The United Kingdom's enemies within football now have reason to "get" the four Home Associations. By allowing Team GB squads including players from all four FAs to take the field, without the express permission of the FAW, IFA and SFA, the FA and the BOA are clearly breaching FIFA Statute 8, paragraph 3. This places in jeopardy, in addition to the four countries' international independence, their four places on IFAB, the laws-making International Football Associations Board.
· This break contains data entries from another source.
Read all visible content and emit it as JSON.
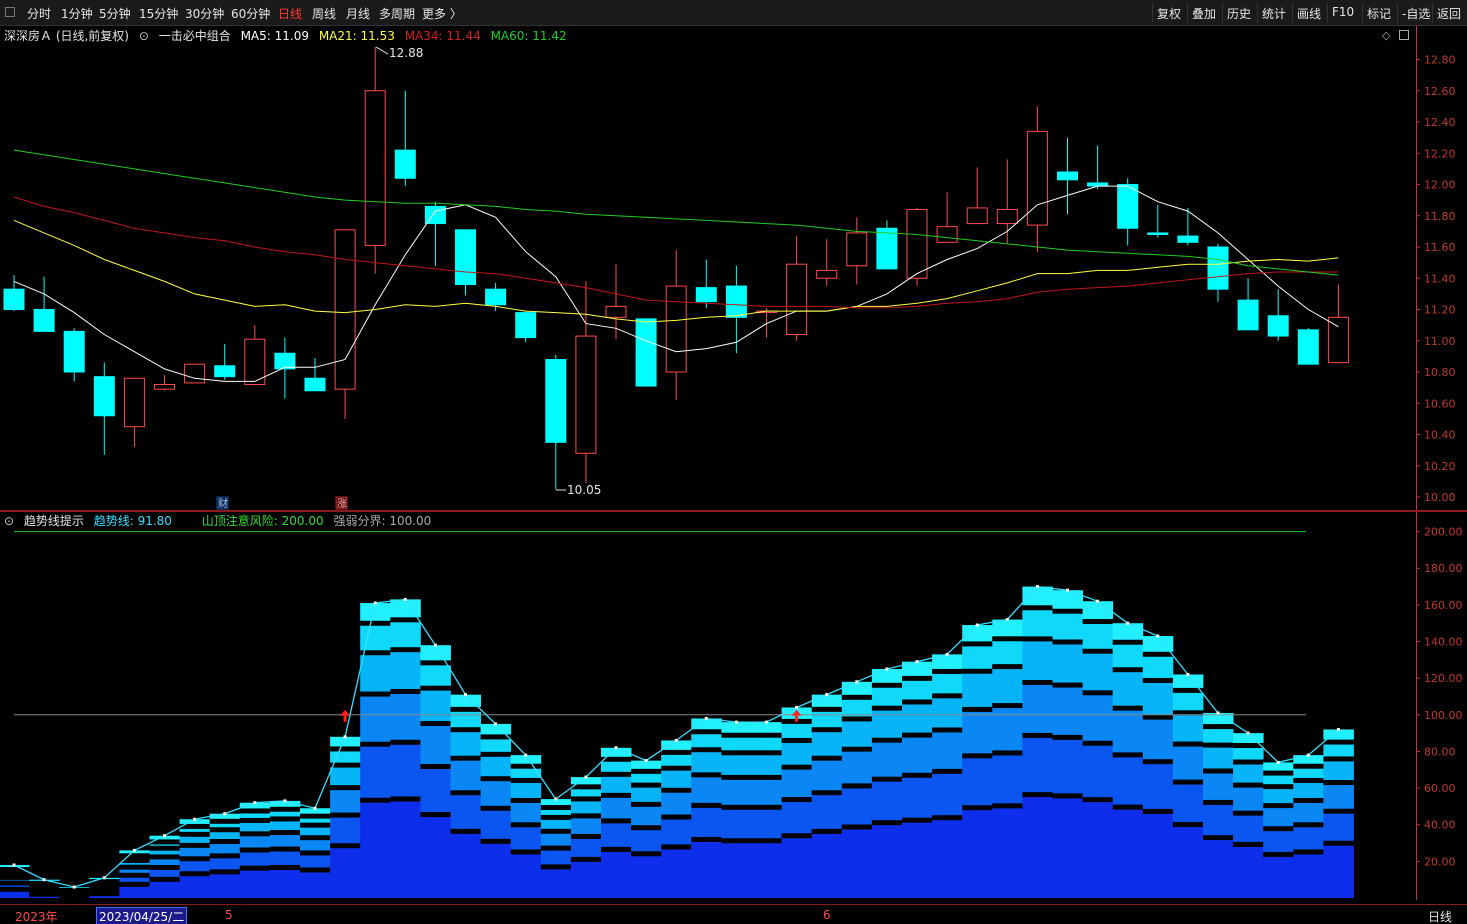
{
  "toolbar": {
    "periods": [
      "分时",
      "1分钟",
      "5分钟",
      "15分钟",
      "30分钟",
      "60分钟",
      "日线",
      "周线",
      "月线",
      "多周期",
      "更多 〉"
    ],
    "active_period": "日线",
    "right_buttons": [
      "复权",
      "叠加",
      "历史",
      "统计",
      "画线",
      "F10",
      "标记",
      "-自选",
      "返回"
    ]
  },
  "main_legend": {
    "title": "深深房Ａ (日线,前复权)",
    "indicator_name": "一击必中组合",
    "ma5": "MA5: 11.09",
    "ma21": "MA21: 11.53",
    "ma34": "MA34: 11.44",
    "ma60": "MA60: 11.42"
  },
  "sub_legend": {
    "title": "趋势线提示",
    "trend": "趋势线: 91.80",
    "risk": "山顶注意风险: 200.00",
    "boundary": "强弱分界: 100.00"
  },
  "markers": {
    "finance": "财",
    "rise": "涨",
    "high_label": "12.88",
    "low_label": "10.05"
  },
  "bottom_bar": {
    "year": "2023年",
    "cursor_date": "2023/04/25/二",
    "month5": "5",
    "month6": "6",
    "period": "日线"
  },
  "colors": {
    "bg": "#000000",
    "up": "#ff4a4a",
    "down": "#00ffff",
    "ma5": "#ffffff",
    "ma21": "#ffff44",
    "ma34": "#c01818",
    "ma60": "#22cc22",
    "axis": "#c0392b"
  },
  "chart_data": [
    {
      "type": "candlestick",
      "title": "深深房Ａ (日线,前复权)",
      "y_ticks": [
        "12.80",
        "12.60",
        "12.40",
        "12.20",
        "12.00",
        "11.80",
        "11.60",
        "11.40",
        "11.20",
        "11.00",
        "10.80",
        "10.60",
        "10.40",
        "10.20",
        "10.00"
      ],
      "ylim": [
        9.98,
        12.94
      ],
      "candles": [
        {
          "o": 11.33,
          "h": 11.42,
          "l": 11.19,
          "c": 11.2
        },
        {
          "o": 11.2,
          "h": 11.41,
          "l": 11.12,
          "c": 11.06
        },
        {
          "o": 11.06,
          "h": 11.08,
          "l": 10.74,
          "c": 10.8
        },
        {
          "o": 10.77,
          "h": 10.86,
          "l": 10.27,
          "c": 10.52
        },
        {
          "o": 10.45,
          "h": 10.76,
          "l": 10.32,
          "c": 10.76
        },
        {
          "o": 10.69,
          "h": 10.78,
          "l": 10.68,
          "c": 10.72
        },
        {
          "o": 10.73,
          "h": 10.85,
          "l": 10.73,
          "c": 10.85
        },
        {
          "o": 10.84,
          "h": 10.98,
          "l": 10.75,
          "c": 10.77
        },
        {
          "o": 10.72,
          "h": 11.1,
          "l": 10.72,
          "c": 11.01
        },
        {
          "o": 10.92,
          "h": 11.02,
          "l": 10.63,
          "c": 10.82
        },
        {
          "o": 10.76,
          "h": 10.89,
          "l": 10.68,
          "c": 10.68
        },
        {
          "o": 10.69,
          "h": 11.33,
          "l": 10.5,
          "c": 11.71
        },
        {
          "o": 11.61,
          "h": 12.88,
          "l": 11.43,
          "c": 12.6
        },
        {
          "o": 12.22,
          "h": 12.6,
          "l": 11.99,
          "c": 12.04
        },
        {
          "o": 11.86,
          "h": 11.89,
          "l": 11.48,
          "c": 11.75
        },
        {
          "o": 11.71,
          "h": 11.71,
          "l": 11.29,
          "c": 11.36
        },
        {
          "o": 11.33,
          "h": 11.37,
          "l": 11.19,
          "c": 11.23
        },
        {
          "o": 11.18,
          "h": 11.19,
          "l": 10.99,
          "c": 11.02
        },
        {
          "o": 10.88,
          "h": 10.91,
          "l": 10.05,
          "c": 10.35
        },
        {
          "o": 10.28,
          "h": 11.38,
          "l": 10.09,
          "c": 11.03
        },
        {
          "o": 11.15,
          "h": 11.49,
          "l": 11.01,
          "c": 11.22
        },
        {
          "o": 11.14,
          "h": 11.13,
          "l": 10.93,
          "c": 10.71
        },
        {
          "o": 10.8,
          "h": 11.58,
          "l": 10.62,
          "c": 11.35
        },
        {
          "o": 11.34,
          "h": 11.52,
          "l": 11.21,
          "c": 11.25
        },
        {
          "o": 11.35,
          "h": 11.48,
          "l": 10.92,
          "c": 11.15
        },
        {
          "o": 11.19,
          "h": 11.21,
          "l": 11.02,
          "c": 11.19
        },
        {
          "o": 11.04,
          "h": 11.67,
          "l": 11.0,
          "c": 11.49
        },
        {
          "o": 11.4,
          "h": 11.65,
          "l": 11.35,
          "c": 11.45
        },
        {
          "o": 11.48,
          "h": 11.79,
          "l": 11.36,
          "c": 11.69
        },
        {
          "o": 11.72,
          "h": 11.77,
          "l": 11.47,
          "c": 11.46
        },
        {
          "o": 11.4,
          "h": 11.85,
          "l": 11.35,
          "c": 11.84
        },
        {
          "o": 11.63,
          "h": 11.95,
          "l": 11.63,
          "c": 11.73
        },
        {
          "o": 11.75,
          "h": 12.11,
          "l": 11.75,
          "c": 11.85
        },
        {
          "o": 11.75,
          "h": 12.16,
          "l": 11.62,
          "c": 11.84
        },
        {
          "o": 11.74,
          "h": 12.5,
          "l": 11.57,
          "c": 12.34
        },
        {
          "o": 12.08,
          "h": 12.3,
          "l": 11.81,
          "c": 12.03
        },
        {
          "o": 12.01,
          "h": 12.25,
          "l": 11.97,
          "c": 11.99
        },
        {
          "o": 12.0,
          "h": 12.04,
          "l": 11.61,
          "c": 11.72
        },
        {
          "o": 11.69,
          "h": 11.87,
          "l": 11.66,
          "c": 11.68
        },
        {
          "o": 11.67,
          "h": 11.85,
          "l": 11.61,
          "c": 11.63
        },
        {
          "o": 11.6,
          "h": 11.62,
          "l": 11.25,
          "c": 11.33
        },
        {
          "o": 11.26,
          "h": 11.4,
          "l": 11.11,
          "c": 11.07
        },
        {
          "o": 11.16,
          "h": 11.33,
          "l": 11.0,
          "c": 11.03
        },
        {
          "o": 11.07,
          "h": 11.08,
          "l": 10.86,
          "c": 10.85
        },
        {
          "o": 10.86,
          "h": 11.36,
          "l": 10.86,
          "c": 11.15
        }
      ],
      "ma_series": [
        {
          "name": "MA5",
          "values": [
            11.38,
            11.3,
            11.18,
            11.04,
            10.93,
            10.82,
            10.76,
            10.74,
            10.74,
            10.83,
            10.83,
            10.88,
            11.23,
            11.55,
            11.83,
            11.87,
            11.79,
            11.57,
            11.41,
            11.11,
            11.08,
            11.0,
            10.93,
            10.95,
            10.99,
            11.11,
            11.19,
            11.19,
            11.22,
            11.3,
            11.43,
            11.52,
            11.59,
            11.7,
            11.87,
            11.93,
            11.99,
            11.99,
            11.89,
            11.83,
            11.69,
            11.52,
            11.35,
            11.2,
            11.09
          ]
        },
        {
          "name": "MA21",
          "values": [
            11.77,
            11.69,
            11.61,
            11.52,
            11.45,
            11.38,
            11.3,
            11.26,
            11.22,
            11.23,
            11.19,
            11.18,
            11.2,
            11.23,
            11.22,
            11.24,
            11.22,
            11.19,
            11.18,
            11.17,
            11.14,
            11.12,
            11.13,
            11.15,
            11.16,
            11.19,
            11.19,
            11.19,
            11.22,
            11.22,
            11.24,
            11.27,
            11.32,
            11.37,
            11.43,
            11.43,
            11.45,
            11.45,
            11.47,
            11.49,
            11.49,
            11.51,
            11.52,
            11.51,
            11.53
          ]
        },
        {
          "name": "MA34",
          "values": [
            11.92,
            11.86,
            11.82,
            11.77,
            11.72,
            11.69,
            11.66,
            11.64,
            11.6,
            11.57,
            11.55,
            11.52,
            11.5,
            11.48,
            11.46,
            11.44,
            11.43,
            11.4,
            11.37,
            11.34,
            11.3,
            11.26,
            11.25,
            11.24,
            11.23,
            11.22,
            11.22,
            11.22,
            11.21,
            11.21,
            11.22,
            11.24,
            11.25,
            11.27,
            11.31,
            11.33,
            11.34,
            11.35,
            11.37,
            11.39,
            11.41,
            11.43,
            11.44,
            11.44,
            11.44
          ]
        },
        {
          "name": "MA60",
          "values": [
            12.22,
            12.19,
            12.16,
            12.13,
            12.1,
            12.07,
            12.04,
            12.01,
            11.98,
            11.95,
            11.92,
            11.9,
            11.89,
            11.88,
            11.88,
            11.87,
            11.86,
            11.84,
            11.83,
            11.81,
            11.8,
            11.79,
            11.78,
            11.77,
            11.76,
            11.75,
            11.74,
            11.72,
            11.7,
            11.69,
            11.68,
            11.66,
            11.64,
            11.62,
            11.6,
            11.58,
            11.57,
            11.56,
            11.55,
            11.54,
            11.52,
            11.48,
            11.46,
            11.44,
            11.42
          ]
        }
      ]
    },
    {
      "type": "area",
      "title": "趋势线提示",
      "y_ticks": [
        "200.00",
        "180.00",
        "160.00",
        "140.00",
        "120.00",
        "100.00",
        "80.00",
        "60.00",
        "40.00",
        "20.00"
      ],
      "ylim": [
        0,
        205
      ],
      "reference_lines": [
        200,
        100
      ],
      "signal_arrows_at_index": [
        11,
        26
      ],
      "series": [
        {
          "name": "趋势线",
          "values": [
            18,
            10,
            6,
            11,
            26,
            34,
            43,
            46,
            52,
            53,
            49,
            88,
            161,
            163,
            138,
            111,
            95,
            78,
            54,
            66,
            82,
            75,
            86,
            98,
            96,
            96,
            104,
            111,
            118,
            125,
            129,
            133,
            149,
            152,
            170,
            168,
            162,
            150,
            143,
            122,
            101,
            90,
            74,
            78,
            92
          ]
        }
      ]
    }
  ]
}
Everything could come together, the four FAs copuld be forced to merge. Were this to happen, while the three Celtic FAs will find plenty within football keen to help them "nobble" the English, when it comes to the big jobs in the single entity UKFA, bang will go European football for the likes of Dundee United, Motherwell, Aberdeen, Hearts and Hibs (unless they become "Edinburgh United").

Rangers going to the Court of Session will be another stick with which FIFA can hammer the four UK associations - unless the SFA show hitherto hidden talent for avoiding big trouble.

Ironicaly for Rangers,who will be in no position to benefit from my Doomsday scenario, should the worst happen, the big beneficiaries of the whole sheebang will be Celtic. Can you think of another Scottish club which will be in a position to go straight into the UK Premiership which the UKFA will form after amalgamation?

Yes, the above is a Doomsday scenario, but, after this week's court case, it is I feel, a lot less unlikely than it was this time last week.